Having collaborated with Sheryl Crow, Alicia Keys, Foo Fighters, Tech N9nes and Childish Gambino, Clark is asked if he’d like to work with anyone else. “I really respect Robert Glasper,” he says of the Grammy-winning keyboard player, record producer and genre jumper (jazz to R&B to hip-hop to neo soul). “I met him on the Miles Ahead film. [Clark played a member of Miles Davis’ band in the biopic. Glasper served as musical supervisor, composer, and arranger.] I’d like to spend more time talking with him.” Clark would also like to collaborate with fellow Texan Leon Bridges, a soul and gospel singer-songwriter.
As the new face of The Lincoln Motor Co., Clark joins another Texan who spends a lot of time in Austin as a brandmate, Matthew McConaughey. Lincoln is betting Clark and McConaughey can help shape the perception that the auto line is cool. It won't hurt that Clark is long, lean and handsome.
We’ve seen the McConaughey ads.
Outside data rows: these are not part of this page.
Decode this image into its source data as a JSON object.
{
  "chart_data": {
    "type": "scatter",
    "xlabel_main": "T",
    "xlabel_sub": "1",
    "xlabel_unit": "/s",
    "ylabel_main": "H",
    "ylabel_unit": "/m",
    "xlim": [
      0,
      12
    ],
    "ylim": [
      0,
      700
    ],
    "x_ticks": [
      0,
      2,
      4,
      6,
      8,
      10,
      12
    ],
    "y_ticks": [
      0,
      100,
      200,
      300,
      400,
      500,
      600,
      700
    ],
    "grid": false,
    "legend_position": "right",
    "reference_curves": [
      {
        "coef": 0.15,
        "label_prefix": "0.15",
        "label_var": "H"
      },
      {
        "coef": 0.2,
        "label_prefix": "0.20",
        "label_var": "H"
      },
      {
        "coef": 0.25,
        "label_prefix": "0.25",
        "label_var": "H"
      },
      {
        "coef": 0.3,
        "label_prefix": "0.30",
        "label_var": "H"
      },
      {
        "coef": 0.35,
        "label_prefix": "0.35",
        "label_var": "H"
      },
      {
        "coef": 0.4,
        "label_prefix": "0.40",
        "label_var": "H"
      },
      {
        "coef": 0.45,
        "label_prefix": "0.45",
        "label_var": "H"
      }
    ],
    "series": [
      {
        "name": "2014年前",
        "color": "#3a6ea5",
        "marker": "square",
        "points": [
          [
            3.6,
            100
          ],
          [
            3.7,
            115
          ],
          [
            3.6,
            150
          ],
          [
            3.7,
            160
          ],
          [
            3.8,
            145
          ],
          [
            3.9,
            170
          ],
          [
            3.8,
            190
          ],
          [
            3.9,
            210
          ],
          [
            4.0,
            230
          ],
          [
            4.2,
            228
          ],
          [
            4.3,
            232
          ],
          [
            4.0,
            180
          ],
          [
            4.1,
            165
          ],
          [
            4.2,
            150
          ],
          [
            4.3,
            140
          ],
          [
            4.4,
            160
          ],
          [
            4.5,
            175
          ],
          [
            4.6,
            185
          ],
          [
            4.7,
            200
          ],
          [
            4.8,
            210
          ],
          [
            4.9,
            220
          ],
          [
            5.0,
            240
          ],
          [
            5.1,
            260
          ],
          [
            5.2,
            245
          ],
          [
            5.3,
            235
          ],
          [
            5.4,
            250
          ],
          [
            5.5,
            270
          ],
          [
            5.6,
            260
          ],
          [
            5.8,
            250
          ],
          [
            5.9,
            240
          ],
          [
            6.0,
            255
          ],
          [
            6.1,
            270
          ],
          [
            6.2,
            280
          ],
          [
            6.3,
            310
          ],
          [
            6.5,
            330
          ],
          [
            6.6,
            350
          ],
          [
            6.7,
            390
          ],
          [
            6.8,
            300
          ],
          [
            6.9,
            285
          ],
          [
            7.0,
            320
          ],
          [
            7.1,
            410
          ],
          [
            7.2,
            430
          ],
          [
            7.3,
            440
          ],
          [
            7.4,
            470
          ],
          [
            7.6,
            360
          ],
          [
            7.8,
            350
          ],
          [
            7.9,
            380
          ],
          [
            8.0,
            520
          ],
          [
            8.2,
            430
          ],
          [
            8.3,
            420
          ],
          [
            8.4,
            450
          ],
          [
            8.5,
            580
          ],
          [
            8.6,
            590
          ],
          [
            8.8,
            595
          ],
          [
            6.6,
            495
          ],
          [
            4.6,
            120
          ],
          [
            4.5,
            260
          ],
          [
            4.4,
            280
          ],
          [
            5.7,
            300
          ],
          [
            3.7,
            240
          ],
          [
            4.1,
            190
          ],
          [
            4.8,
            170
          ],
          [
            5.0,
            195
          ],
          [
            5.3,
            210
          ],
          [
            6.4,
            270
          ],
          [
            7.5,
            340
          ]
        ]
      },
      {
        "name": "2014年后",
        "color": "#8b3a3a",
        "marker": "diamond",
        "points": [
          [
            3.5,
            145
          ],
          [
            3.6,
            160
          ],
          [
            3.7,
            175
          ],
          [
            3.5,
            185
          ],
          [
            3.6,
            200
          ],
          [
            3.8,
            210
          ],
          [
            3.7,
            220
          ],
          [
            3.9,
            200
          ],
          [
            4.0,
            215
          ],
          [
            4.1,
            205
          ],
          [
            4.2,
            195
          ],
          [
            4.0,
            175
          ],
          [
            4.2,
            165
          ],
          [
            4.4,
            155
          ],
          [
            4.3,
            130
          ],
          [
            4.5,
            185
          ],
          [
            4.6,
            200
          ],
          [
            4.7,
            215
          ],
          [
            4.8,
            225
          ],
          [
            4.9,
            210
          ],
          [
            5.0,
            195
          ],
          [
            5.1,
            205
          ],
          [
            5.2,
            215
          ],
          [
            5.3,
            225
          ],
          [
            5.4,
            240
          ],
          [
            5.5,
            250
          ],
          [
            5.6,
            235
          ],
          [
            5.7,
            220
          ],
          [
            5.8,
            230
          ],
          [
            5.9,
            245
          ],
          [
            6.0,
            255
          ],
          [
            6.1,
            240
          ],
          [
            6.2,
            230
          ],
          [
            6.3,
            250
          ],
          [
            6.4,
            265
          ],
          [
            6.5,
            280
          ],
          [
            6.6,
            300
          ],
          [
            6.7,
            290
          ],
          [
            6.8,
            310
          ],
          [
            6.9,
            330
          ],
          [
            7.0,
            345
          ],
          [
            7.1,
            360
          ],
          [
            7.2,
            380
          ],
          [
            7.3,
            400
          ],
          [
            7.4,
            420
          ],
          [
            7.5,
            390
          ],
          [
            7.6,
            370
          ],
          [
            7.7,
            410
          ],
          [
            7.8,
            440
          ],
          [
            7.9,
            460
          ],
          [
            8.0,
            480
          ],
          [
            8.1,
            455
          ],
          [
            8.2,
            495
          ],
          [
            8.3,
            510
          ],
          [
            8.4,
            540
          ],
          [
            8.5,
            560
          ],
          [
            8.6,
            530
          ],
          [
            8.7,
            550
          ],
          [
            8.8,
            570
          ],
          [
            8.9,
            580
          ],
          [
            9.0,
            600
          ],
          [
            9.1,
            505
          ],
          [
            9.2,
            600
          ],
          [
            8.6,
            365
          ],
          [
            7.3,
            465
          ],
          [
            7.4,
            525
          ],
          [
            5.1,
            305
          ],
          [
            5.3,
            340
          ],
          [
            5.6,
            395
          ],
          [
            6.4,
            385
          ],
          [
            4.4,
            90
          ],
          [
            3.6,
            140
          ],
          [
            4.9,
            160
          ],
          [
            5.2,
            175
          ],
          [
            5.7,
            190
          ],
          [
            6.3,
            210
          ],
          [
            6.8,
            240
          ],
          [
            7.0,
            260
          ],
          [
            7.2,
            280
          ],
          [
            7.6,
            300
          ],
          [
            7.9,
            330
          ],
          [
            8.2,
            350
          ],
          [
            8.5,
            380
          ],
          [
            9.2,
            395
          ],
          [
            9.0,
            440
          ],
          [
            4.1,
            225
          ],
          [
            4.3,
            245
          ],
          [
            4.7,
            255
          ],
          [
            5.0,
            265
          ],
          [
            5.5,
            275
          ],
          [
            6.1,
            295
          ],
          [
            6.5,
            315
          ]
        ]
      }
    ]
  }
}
During this evening’s Grammy telecast, Lincoln’s 60-second ad “Cord,” starring Clark, debuts.
The Texan actor may not have brought the Texan musician to Lincoln, but Clark still has a McConaughey story.
“I was playing Agave on 6th Street. I was maybe 21. Matthew McConaughey popped into the club I’m playing. My buddy John, who was working the door, gave him my whole story, he was really gassing me up. So I meet him and, in that voice we’ve all heard, he says, ‘Yeah, man, good to meet you. You got a CD, man? I’d really like to hear it.’”
Clark offered to run over and fetch one out of his car's trunk. “He says, ‘No, I’ll walk with you.’ So I’m walking on the middle of 6th Street with Matthew McConaughey. We talked about being Texans. I gave him my CD and he said, ‘It’s good to meet you, I really appreciate this.'” Clark still remembers the hero’s welcome he received walking along 6th back to the club, with people asking if he and McConaughey were buddies.
They aren’t, yet, but who knows what could come out of the new Lincoln-Texas connection? All Clark knows is, “It’s cool to be a part of that group.”